A Gateway Book - What The Red Herring
A Gateway Book

When I first came across the term “gateway book,” it gave me great hope. My firstborn is not a reader. According to him, he doesn’t enjoy reading even a little. He does the bare minimum required of him for school. And I keep hoping that someday, a gateway book will break through to him and help him love reading.

As I mentioned last week, after reading Furiously Happy: A Funny Book About Horrible Things, by Jenny Lawson, on the recommendation of my friend, Janeen, I realized even people who love to read can find gateway books into new subjects or genres.

Since I’ve been writing about the books I’m reading, I’ve noticed a pattern where often, I start a book and am slow to engage with it. It has happened enough times in the past few months that I’m starting to think it’s a reflection of me and not the books.

Furiously Happy was no exception. I started reading, and at first, a lot of the humor fell flat. I kept thinking, “Why is she cursing at me? I don’t even know her!” But as I got to know Lawson through the book, the laughs came more easily, and my respect for her grew. She balanced her humorous writing with moments of insight and just when you felt she was taking self-deprecation to new lows, she would bring you back up for a breath of air and some life insight.

One night, I lay down in bed, reached for the book, opened it, and immediately burst into laughter. The Chaplain looked over at me from the other side of the bed where he was reading his book. “Seriously?! You JUST opened it.” I started reading aloud, between snorts of laughter.

Lawson and I have the same trifecta – depression, anxiety, and autoimmune disease. Although her experience with it and the way she manages it are very different from mine, I felt a connection with her as I read. And I don’t believe you need to have ANY of those conditions to enjoy her writing.

All this to say, I never saw myself reading books about anxiety, although it has been something that has grown in my own life over the past number of years to the point that I’ve had to face it rather than pretending it’s not there, or gutting it out. There was always a low-level tension, and there still is, but there are break-through days when my skin is crawling and it feels like I’m trapped by a thin, stretchy, incredibly strong membrane that is squeezing me.

In Furiously Happy, Lawson gets it. How it’s not always lows – and the hope of those soaring highs are what you live for when you are in stretches of darkness. She accurately describes the amnesia that seems to exist during good AND bad times where it feels like whether you’re high or low, the other extreme is either light years away, or just a shadow.

Before I’d finished the book, I had a pile of other books about anxiety sitting on my reading pile.
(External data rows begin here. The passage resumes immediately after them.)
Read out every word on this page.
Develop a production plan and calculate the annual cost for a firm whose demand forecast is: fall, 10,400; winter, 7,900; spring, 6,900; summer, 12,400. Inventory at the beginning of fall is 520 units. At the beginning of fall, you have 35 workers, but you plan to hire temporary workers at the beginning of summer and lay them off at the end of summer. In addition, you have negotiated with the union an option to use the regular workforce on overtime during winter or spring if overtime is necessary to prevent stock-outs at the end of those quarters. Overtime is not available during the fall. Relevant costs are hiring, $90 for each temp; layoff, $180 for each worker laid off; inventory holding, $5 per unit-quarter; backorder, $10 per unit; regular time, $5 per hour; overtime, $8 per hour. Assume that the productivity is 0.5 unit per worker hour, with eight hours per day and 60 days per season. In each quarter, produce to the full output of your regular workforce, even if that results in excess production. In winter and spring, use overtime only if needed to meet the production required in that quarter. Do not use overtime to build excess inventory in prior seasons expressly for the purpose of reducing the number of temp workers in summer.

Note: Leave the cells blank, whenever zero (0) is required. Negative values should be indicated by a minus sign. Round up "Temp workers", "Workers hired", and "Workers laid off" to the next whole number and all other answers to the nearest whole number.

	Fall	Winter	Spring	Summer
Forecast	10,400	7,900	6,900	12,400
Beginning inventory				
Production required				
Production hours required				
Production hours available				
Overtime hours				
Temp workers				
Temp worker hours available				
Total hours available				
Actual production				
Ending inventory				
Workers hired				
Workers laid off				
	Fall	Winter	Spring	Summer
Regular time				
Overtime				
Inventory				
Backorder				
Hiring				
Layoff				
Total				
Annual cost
I looked at the Chaplain as I plunked a pile of books down next to our bed after a trip to the library. “I’m giving myself permission to quit any and all of these books if they don’t work for me.” He agreed to help me stay accountable (this benefits us both, because whether I love or hate a book, he’ll get an earful). Even only one of the titles is a keeper, I can thank Lawson for opening the door into another subject for me to binge on.